Proteins and calcium intake essential for preserving bone

by Editor
Monday, October 04, 2010

Involuntary loss of muscle (sarcopenia) and bone (osteoporosis) mass are chronic diseases that stem from old age. Research has shown that bone loss may start as early as age 30 and loss of skeletal muscle occurs at a rate of three to eight percent per decade after the age of 30.

These diseases are often associated with decreased metabolic rate, increased risk of falls and fracture, and as a result, increased morbidity and loss of independence.

A new review, however, from the Nutrition Department, School of Public Health at the University of São Paulo, Brazil, found evidence that increased essential amino acid or protein availability can enhance muscle protein synthesis and anabolism, as well as improve bone homeostasis in older subjects, helping to treat or prevent these diseases.

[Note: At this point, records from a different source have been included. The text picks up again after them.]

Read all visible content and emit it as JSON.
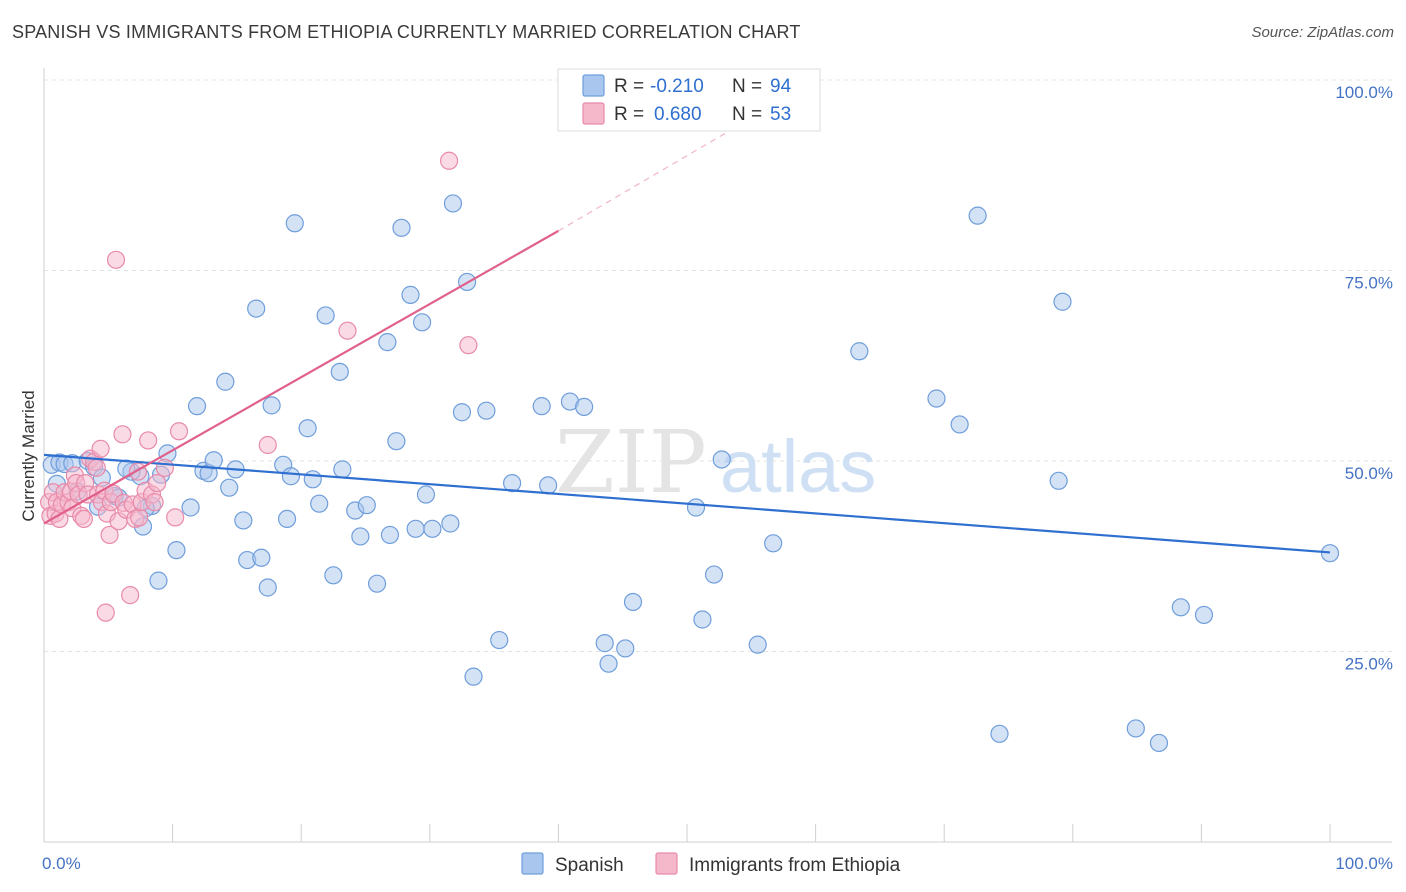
{
  "title": "SPANISH VS IMMIGRANTS FROM ETHIOPIA CURRENTLY MARRIED CORRELATION CHART",
  "source": "Source: ZipAtlas.com",
  "watermark": {
    "zip": "ZIP",
    "atlas": "atlas"
  },
  "colors": {
    "blue_fill": "#a9c6ee",
    "blue_stroke": "#6f9edb",
    "blue_line": "#2e6fd0",
    "pink_fill": "#f5b8cb",
    "pink_stroke": "#e88aa9",
    "pink_line": "#e0608b",
    "grid": "#e3e3e3",
    "axis_label": "#4472c4"
  },
  "chart_data": {
    "type": "scatter",
    "title": "SPANISH VS IMMIGRANTS FROM ETHIOPIA CURRENTLY MARRIED CORRELATION CHART",
    "xlabel": "",
    "ylabel": "Currently Married",
    "xlim": [
      0,
      100
    ],
    "ylim": [
      0,
      100
    ],
    "x_tick_labels": [
      "0.0%",
      "100.0%"
    ],
    "y_ticks": [
      25,
      50,
      75,
      100
    ],
    "y_tick_labels": [
      "25.0%",
      "50.0%",
      "75.0%",
      "100.0%"
    ],
    "grid": "horizontal dashed",
    "legend": {
      "placement": "top-center",
      "entries": [
        {
          "series": "Spanish",
          "r_label": "R =",
          "r_value": "-0.210",
          "n_label": "N =",
          "n_value": "94"
        },
        {
          "series": "Immigrants from Ethiopia",
          "r_label": "R =",
          "r_value": "0.680",
          "n_label": "N =",
          "n_value": "53"
        }
      ]
    },
    "series": [
      {
        "name": "Spanish",
        "color": "blue",
        "trend": {
          "x": [
            0,
            100
          ],
          "y": [
            50.8,
            38.0
          ],
          "dashed_extension": null
        },
        "points": [
          [
            0.6,
            49.5
          ],
          [
            1.2,
            49.8
          ],
          [
            1.6,
            49.6
          ],
          [
            2.2,
            49.7
          ],
          [
            3.4,
            50
          ],
          [
            3.9,
            49.2
          ],
          [
            4.5,
            47.8
          ],
          [
            4.2,
            44
          ],
          [
            5.5,
            45.4
          ],
          [
            5.8,
            45.2
          ],
          [
            7.5,
            48
          ],
          [
            6.8,
            48.6
          ],
          [
            8.4,
            44.1
          ],
          [
            7.9,
            43.8
          ],
          [
            7.7,
            41.4
          ],
          [
            9.6,
            51
          ],
          [
            10.3,
            38.3
          ],
          [
            8.9,
            34.3
          ],
          [
            11.4,
            43.9
          ],
          [
            11.9,
            57.2
          ],
          [
            12.4,
            48.7
          ],
          [
            12.8,
            48.4
          ],
          [
            13.2,
            50.1
          ],
          [
            14.1,
            60.4
          ],
          [
            14.4,
            46.5
          ],
          [
            14.9,
            48.9
          ],
          [
            15.5,
            42.2
          ],
          [
            15.8,
            37
          ],
          [
            16.5,
            70
          ],
          [
            16.9,
            37.3
          ],
          [
            17.4,
            33.4
          ],
          [
            17.7,
            57.3
          ],
          [
            18.6,
            49.5
          ],
          [
            18.9,
            42.4
          ],
          [
            19.2,
            48
          ],
          [
            19.5,
            81.2
          ],
          [
            20.5,
            54.3
          ],
          [
            20.9,
            47.6
          ],
          [
            21.4,
            44.4
          ],
          [
            21.9,
            69.1
          ],
          [
            22.5,
            35
          ],
          [
            23,
            61.7
          ],
          [
            23.2,
            48.9
          ],
          [
            24.2,
            43.5
          ],
          [
            24.6,
            40.1
          ],
          [
            25.1,
            44.2
          ],
          [
            25.9,
            33.9
          ],
          [
            26.7,
            65.6
          ],
          [
            26.9,
            40.3
          ],
          [
            27.4,
            52.6
          ],
          [
            27.8,
            80.6
          ],
          [
            28.5,
            71.8
          ],
          [
            28.9,
            41.1
          ],
          [
            29.4,
            68.2
          ],
          [
            29.7,
            45.6
          ],
          [
            30.2,
            41.1
          ],
          [
            31.6,
            41.8
          ],
          [
            31.8,
            83.8
          ],
          [
            32.5,
            56.4
          ],
          [
            32.9,
            73.5
          ],
          [
            34.4,
            56.6
          ],
          [
            35.4,
            26.5
          ],
          [
            33.4,
            21.7
          ],
          [
            36.4,
            47.1
          ],
          [
            39.2,
            46.8
          ],
          [
            38.7,
            57.2
          ],
          [
            40.9,
            57.8
          ],
          [
            42,
            57.1
          ],
          [
            43.6,
            26.1
          ],
          [
            43.9,
            23.4
          ],
          [
            45.2,
            25.4
          ],
          [
            45.8,
            31.5
          ],
          [
            50.7,
            43.9
          ],
          [
            51.2,
            29.2
          ],
          [
            52.7,
            50.2
          ],
          [
            52.1,
            35.1
          ],
          [
            55.5,
            25.9
          ],
          [
            56.7,
            39.2
          ],
          [
            63.4,
            64.4
          ],
          [
            69.4,
            58.2
          ],
          [
            71.2,
            54.8
          ],
          [
            72.6,
            82.2
          ],
          [
            74.3,
            14.2
          ],
          [
            78.9,
            47.4
          ],
          [
            79.2,
            70.9
          ],
          [
            84.9,
            14.9
          ],
          [
            88.4,
            30.8
          ],
          [
            86.7,
            13
          ],
          [
            90.2,
            29.8
          ],
          [
            100,
            37.9
          ],
          [
            1,
            47
          ],
          [
            2.6,
            46
          ],
          [
            6.4,
            49
          ],
          [
            9.1,
            48.2
          ]
        ]
      },
      {
        "name": "Immigrants from Ethiopia",
        "color": "pink",
        "trend": {
          "x": [
            0,
            40
          ],
          "y": [
            41.8,
            80.2
          ],
          "dashed_extension": {
            "x": [
              40,
              55
            ],
            "y": [
              80.2,
              95
            ]
          }
        },
        "points": [
          [
            0.4,
            44.6
          ],
          [
            0.5,
            42.8
          ],
          [
            0.7,
            45.9
          ],
          [
            0.9,
            43.1
          ],
          [
            1,
            44.6
          ],
          [
            1.2,
            42.4
          ],
          [
            1.4,
            44.3
          ],
          [
            1.6,
            45.9
          ],
          [
            1.9,
            44.6
          ],
          [
            2.1,
            46
          ],
          [
            2.2,
            43.8
          ],
          [
            2.4,
            48.1
          ],
          [
            2.5,
            47.1
          ],
          [
            2.7,
            45.6
          ],
          [
            2.9,
            42.8
          ],
          [
            3.1,
            42.4
          ],
          [
            3.2,
            47.1
          ],
          [
            3.4,
            45.6
          ],
          [
            3.6,
            50.3
          ],
          [
            3.9,
            49.9
          ],
          [
            4.1,
            49.1
          ],
          [
            4.2,
            45.6
          ],
          [
            4.4,
            51.6
          ],
          [
            4.5,
            44.6
          ],
          [
            4.7,
            46.1
          ],
          [
            4.9,
            43.1
          ],
          [
            5.1,
            40.3
          ],
          [
            5.2,
            44.6
          ],
          [
            5.4,
            45.7
          ],
          [
            5.6,
            76.4
          ],
          [
            5.8,
            42.1
          ],
          [
            6.1,
            53.5
          ],
          [
            6.2,
            44.5
          ],
          [
            6.4,
            43.6
          ],
          [
            6.7,
            32.4
          ],
          [
            6.9,
            44.3
          ],
          [
            7.1,
            42.4
          ],
          [
            7.3,
            48.6
          ],
          [
            7.4,
            42.6
          ],
          [
            7.6,
            44.6
          ],
          [
            7.9,
            46.1
          ],
          [
            8.1,
            52.7
          ],
          [
            8.4,
            45.6
          ],
          [
            8.6,
            44.6
          ],
          [
            8.8,
            47.1
          ],
          [
            9.4,
            49.1
          ],
          [
            10.2,
            42.6
          ],
          [
            10.5,
            53.9
          ],
          [
            17.4,
            52.1
          ],
          [
            23.6,
            67.1
          ],
          [
            31.5,
            89.4
          ],
          [
            33,
            65.2
          ],
          [
            4.8,
            30.1
          ]
        ]
      }
    ]
  },
  "bottom_legend": [
    {
      "label": "Spanish",
      "color": "blue"
    },
    {
      "label": "Immigrants from Ethiopia",
      "color": "pink"
    }
  ]
}
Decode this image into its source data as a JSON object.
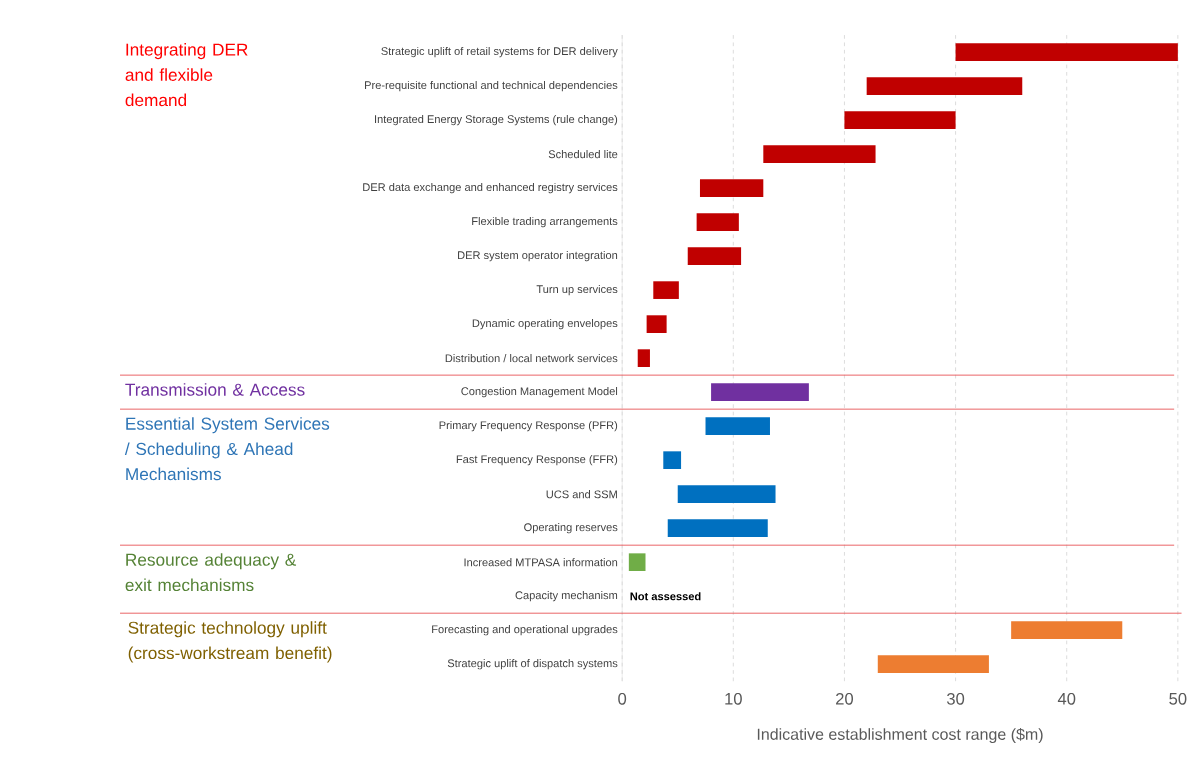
{
  "chart_data": {
    "type": "bar",
    "orientation": "horizontal",
    "categories": [
      "Strategic uplift of retail systems for DER delivery",
      "Pre-requisite functional and technical dependencies",
      "Integrated Energy Storage Systems (rule change)",
      "Scheduled lite",
      "DER data exchange and enhanced registry services",
      "Flexible trading arrangements",
      "DER system operator integration",
      "Turn up services",
      "Dynamic operating envelopes",
      "Distribution / local network services",
      "Congestion Management Model",
      "Primary Frequency Response (PFR)",
      "Fast Frequency Response (FFR)",
      "UCS and SSM",
      "Operating reserves",
      "Increased MTPASA information",
      "Capacity mechanism",
      "Forecasting and operational upgrades",
      "Strategic uplift of dispatch systems"
    ],
    "base": [
      30,
      22,
      20,
      12.7,
      7.0,
      6.7,
      5.9,
      2.8,
      2.2,
      1.4,
      8.0,
      7.5,
      3.7,
      5.0,
      4.1,
      0.6,
      null,
      35,
      23
    ],
    "values": [
      20,
      14,
      10,
      10.1,
      5.7,
      3.8,
      4.8,
      2.3,
      1.8,
      1.1,
      8.8,
      5.8,
      1.6,
      8.8,
      9.0,
      1.5,
      null,
      10,
      10
    ],
    "colors": [
      "#c00000",
      "#c00000",
      "#c00000",
      "#c00000",
      "#c00000",
      "#c00000",
      "#c00000",
      "#c00000",
      "#c00000",
      "#c00000",
      "#7030a0",
      "#0070c0",
      "#0070c0",
      "#0070c0",
      "#0070c0",
      "#70ad47",
      "#70ad47",
      "#ed7d31",
      "#ed7d31"
    ],
    "xlim": [
      0,
      50
    ],
    "xticks": [
      0,
      10,
      20,
      30,
      40,
      50
    ],
    "grid": "x",
    "xlabel": "Indicative establishment cost range ($m)",
    "annotations": [
      "Integrating DER and flexible demand",
      "Transmission & Access",
      "Essential System Services / Scheduling & Ahead Mechanisms",
      "Resource adequacy & exit mechanisms",
      "Strategic technology uplift (cross-workstream benefit)",
      "Not assessed"
    ]
  }
}
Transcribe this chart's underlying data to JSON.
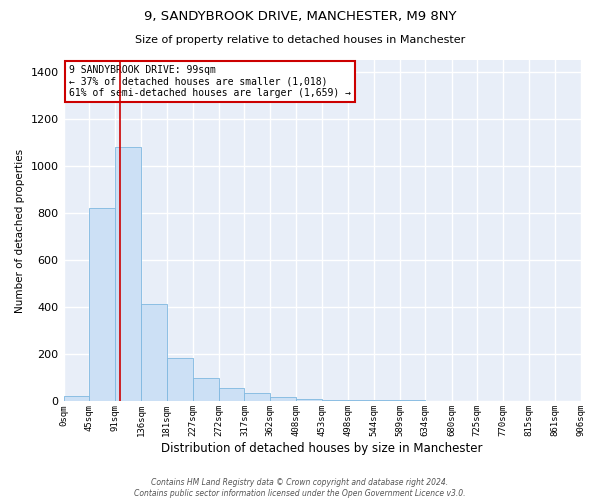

Protein intake seemed to be very important for providing some benefit in managing chronic diseases such as osteoporosis and sarcopenia, noted lead researchers Patrícia de Souza Genaro and Lígia Araujo Martini.

The review cites recent evidence that supports the hypothesis that dietary protein, along with calcium, is critical for bone health and fracture reduction, and the quantity of protein intake may be important for preserving bone mass later in life.

Protein sources, the researchers say, may also have different effects on bone metabolism and bone mineral density (BMD).